Giovanna as a Brabham driver

Giovanna's single-seater career ended there. Perhaps if she had allowed herself more time to progress through the ranks, or stayed with an F3000 team long enough to learn the car, she would have stood a better chance of a decent F1 drive. She was now rather maligned as a spoiled little rich girl playing at being a racing driver, and lurid rumours flew around about her alleged relationships with a number of important men in the sport.

Putting her F1 debacle behind her, she took refuge in the Porsche Supercup in 1993 and began to carve out a new career as a sportscar driver, like many F1 has-beens before her. Between 1994 and 1996 she raced in the Ferrari Challenge and in some international GT races in a Corvette. She took a break from motorsport in 1997 and started to commentate on races for Italian TV. However, she could not stay away for long and was back in sportscars for the 1998 season. Her racing programme took in the Ferrari Challenge, and some International Sports Racing Series in a Giudici Gaiero Alfa Romeo, and an Alfa-powered Lucchini. She did not finish the Misano race in the Gaiero, but was eleventh, third in class, in the Lucchini, driving with Giovanni Gulinelli and Guido Knycz.
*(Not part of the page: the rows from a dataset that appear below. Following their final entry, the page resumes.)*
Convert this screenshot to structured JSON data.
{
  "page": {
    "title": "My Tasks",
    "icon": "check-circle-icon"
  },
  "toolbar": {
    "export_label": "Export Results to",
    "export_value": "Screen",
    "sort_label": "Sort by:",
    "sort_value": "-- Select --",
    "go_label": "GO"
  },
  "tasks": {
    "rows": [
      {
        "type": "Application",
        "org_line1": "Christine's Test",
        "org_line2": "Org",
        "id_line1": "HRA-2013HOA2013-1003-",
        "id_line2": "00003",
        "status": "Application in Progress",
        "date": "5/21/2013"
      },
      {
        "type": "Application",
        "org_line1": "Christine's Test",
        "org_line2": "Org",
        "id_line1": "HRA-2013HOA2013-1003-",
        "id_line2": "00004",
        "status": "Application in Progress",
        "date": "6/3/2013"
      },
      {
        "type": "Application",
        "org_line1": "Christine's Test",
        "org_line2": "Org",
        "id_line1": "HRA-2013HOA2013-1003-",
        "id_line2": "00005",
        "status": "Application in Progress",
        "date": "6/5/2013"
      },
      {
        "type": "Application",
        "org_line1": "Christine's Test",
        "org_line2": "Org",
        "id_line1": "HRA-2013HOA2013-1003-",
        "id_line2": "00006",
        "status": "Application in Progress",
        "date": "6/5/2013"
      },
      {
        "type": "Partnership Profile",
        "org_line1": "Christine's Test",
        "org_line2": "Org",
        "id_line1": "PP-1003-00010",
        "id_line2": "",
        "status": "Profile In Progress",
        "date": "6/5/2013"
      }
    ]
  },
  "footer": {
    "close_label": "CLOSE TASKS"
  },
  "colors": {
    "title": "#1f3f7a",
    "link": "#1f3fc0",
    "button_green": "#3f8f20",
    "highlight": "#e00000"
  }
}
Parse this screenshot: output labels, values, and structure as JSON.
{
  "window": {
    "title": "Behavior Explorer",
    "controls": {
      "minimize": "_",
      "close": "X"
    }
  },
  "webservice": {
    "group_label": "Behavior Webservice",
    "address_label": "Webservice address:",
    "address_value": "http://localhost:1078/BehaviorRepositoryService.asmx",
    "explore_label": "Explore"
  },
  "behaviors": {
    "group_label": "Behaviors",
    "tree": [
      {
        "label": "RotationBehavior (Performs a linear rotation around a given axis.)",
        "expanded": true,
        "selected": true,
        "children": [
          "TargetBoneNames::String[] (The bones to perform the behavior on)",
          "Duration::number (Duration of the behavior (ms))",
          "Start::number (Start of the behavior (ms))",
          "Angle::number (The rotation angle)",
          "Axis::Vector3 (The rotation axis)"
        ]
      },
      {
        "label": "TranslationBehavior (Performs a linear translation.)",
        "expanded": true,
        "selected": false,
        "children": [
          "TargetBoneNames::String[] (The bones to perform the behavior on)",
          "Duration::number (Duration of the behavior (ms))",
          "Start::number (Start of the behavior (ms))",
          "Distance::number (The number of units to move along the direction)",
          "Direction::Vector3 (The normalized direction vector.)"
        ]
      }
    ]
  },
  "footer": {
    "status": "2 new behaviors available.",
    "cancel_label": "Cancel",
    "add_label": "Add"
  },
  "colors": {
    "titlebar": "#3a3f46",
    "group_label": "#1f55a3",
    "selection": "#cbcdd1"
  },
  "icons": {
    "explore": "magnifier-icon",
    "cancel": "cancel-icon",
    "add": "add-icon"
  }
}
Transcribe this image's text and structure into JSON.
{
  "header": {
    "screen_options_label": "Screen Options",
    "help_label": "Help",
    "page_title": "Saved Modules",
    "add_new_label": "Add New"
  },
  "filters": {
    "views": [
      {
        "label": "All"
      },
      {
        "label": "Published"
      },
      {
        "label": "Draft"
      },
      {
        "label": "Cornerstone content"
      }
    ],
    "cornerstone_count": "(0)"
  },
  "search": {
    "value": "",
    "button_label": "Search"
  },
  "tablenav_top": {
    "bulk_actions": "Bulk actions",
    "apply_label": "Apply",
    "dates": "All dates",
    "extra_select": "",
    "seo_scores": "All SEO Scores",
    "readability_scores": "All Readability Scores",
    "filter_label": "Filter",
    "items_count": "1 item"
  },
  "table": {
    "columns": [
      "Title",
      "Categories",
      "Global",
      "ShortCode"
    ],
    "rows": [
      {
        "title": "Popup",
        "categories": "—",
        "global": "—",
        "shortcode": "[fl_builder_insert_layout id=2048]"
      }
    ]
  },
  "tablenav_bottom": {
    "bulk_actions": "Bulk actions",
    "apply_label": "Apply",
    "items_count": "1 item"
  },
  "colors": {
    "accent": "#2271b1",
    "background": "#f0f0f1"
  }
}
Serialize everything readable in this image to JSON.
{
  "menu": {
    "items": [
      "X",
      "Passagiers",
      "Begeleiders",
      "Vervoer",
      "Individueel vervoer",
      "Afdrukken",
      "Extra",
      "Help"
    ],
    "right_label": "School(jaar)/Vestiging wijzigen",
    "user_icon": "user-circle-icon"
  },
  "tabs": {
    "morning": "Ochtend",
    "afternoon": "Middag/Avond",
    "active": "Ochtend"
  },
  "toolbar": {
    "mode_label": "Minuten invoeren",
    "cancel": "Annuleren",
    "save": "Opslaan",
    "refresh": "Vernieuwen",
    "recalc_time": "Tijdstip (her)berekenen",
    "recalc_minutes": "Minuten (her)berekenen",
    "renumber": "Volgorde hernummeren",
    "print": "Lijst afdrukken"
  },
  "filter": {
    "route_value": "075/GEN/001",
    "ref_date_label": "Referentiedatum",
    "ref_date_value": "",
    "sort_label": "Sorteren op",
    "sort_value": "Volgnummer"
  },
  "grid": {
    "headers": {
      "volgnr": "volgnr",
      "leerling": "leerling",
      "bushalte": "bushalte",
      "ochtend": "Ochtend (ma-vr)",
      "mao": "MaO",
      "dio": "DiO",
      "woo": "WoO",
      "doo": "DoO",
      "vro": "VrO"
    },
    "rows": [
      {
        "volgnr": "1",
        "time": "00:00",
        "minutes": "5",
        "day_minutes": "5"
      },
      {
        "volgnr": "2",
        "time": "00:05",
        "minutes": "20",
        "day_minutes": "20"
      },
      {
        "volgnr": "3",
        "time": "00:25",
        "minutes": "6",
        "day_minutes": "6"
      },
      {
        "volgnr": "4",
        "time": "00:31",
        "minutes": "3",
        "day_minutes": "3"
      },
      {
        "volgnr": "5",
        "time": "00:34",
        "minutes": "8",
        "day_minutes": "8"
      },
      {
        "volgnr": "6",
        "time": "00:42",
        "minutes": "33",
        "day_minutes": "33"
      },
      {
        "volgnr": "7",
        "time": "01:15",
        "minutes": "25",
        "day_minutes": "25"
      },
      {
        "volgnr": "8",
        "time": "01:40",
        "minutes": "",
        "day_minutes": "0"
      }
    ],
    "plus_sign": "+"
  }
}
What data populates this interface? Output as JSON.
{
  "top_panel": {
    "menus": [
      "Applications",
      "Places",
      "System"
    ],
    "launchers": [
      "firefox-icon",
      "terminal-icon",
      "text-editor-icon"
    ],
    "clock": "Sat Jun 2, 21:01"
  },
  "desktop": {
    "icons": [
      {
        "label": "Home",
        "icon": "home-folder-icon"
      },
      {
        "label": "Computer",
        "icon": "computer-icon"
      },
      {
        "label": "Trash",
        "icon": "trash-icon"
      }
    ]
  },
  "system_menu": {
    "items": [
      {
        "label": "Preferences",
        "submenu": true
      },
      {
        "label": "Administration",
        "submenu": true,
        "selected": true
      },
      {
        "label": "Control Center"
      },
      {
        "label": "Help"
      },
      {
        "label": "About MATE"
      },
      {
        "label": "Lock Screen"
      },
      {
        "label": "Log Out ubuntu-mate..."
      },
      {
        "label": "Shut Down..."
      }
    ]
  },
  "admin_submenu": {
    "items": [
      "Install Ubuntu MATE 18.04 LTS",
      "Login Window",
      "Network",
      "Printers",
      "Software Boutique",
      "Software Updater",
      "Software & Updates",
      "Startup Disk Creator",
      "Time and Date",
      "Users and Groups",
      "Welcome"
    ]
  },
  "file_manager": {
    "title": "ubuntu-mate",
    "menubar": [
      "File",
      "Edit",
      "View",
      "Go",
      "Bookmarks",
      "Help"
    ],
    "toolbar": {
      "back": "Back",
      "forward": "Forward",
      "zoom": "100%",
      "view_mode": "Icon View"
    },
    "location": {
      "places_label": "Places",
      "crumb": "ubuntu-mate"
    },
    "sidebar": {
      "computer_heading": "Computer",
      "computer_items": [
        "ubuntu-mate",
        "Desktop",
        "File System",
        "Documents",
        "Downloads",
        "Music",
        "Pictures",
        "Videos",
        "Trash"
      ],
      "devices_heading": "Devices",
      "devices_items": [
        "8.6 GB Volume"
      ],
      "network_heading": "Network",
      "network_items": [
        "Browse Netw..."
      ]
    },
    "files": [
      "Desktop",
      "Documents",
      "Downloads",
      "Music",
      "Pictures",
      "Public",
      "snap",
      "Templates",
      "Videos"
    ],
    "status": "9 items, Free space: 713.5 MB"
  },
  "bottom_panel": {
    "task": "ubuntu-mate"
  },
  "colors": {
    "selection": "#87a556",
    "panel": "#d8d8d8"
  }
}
Her biggest challenge was probably the Sebring 12 Hours, in which she shared a BMW M3 with Carter and Petery. They did not finish. She was also involved in the Women's Global GT Series in America.

1999 was a year in which she proved some of her doubters wrong. She was driving the works Tampolli prototype in the FIA Sportscar Championship with Angelo Lancelotti. They were eleventh at Barcelona, sixth at Monza and tenth (first in the SR2 class) at the Nürburgring, after three non-finishes due to technical difficulties. In the last race of the season, at Kyalami, they were fifteenth. Giovanna also drove a Pilbeam-Nissan for a different team in the Magny-Cours round and was a superb fourth overall, with Hennie Groenewald and Nicolas Blomm.

It was here that Giovanna's full-time racing career came to a close, thankfully on a high. In 2000 she was offered a seat as a reserve driver for the works Cadillac team at Le Mans, but declined. She took up TV work full-time and remains a sports presenter on Italian screens.

Until now, she remains the last woman to have attempted to qualify for a Formula One race.

In 2014, Giovanna made a small comeback, accepting a drive in the Italian GT Championship, with GDL Racing. She made a guest appearance at Misano, driving a Mercedes SLS AMG, and finished twelfth and eleventh in the GT3 class. Her team-mate was Gianluca de Lorenzi. At the time, she was almost 55 years old.

In November 2015, she commented on the retirement of Susie Wolff, describing the frustrating nature of life in top-line motor racing, and its physical difficulties, for female drivers. She also announced that she would be returning to the circuits, although she did not say which series she would be joining. As of the end of 2016, this does not seem to have happened.

(Image copyright Sutton Images)

2 comments:

  1. In the 1993 Porsche SuperCup, she won the Women's European Championship.

    What is this Women series.... Women Porsche Cup 1993?

    ReplyDelete
  2. I think she won the Coupe des Dames in the European Porsche Cup.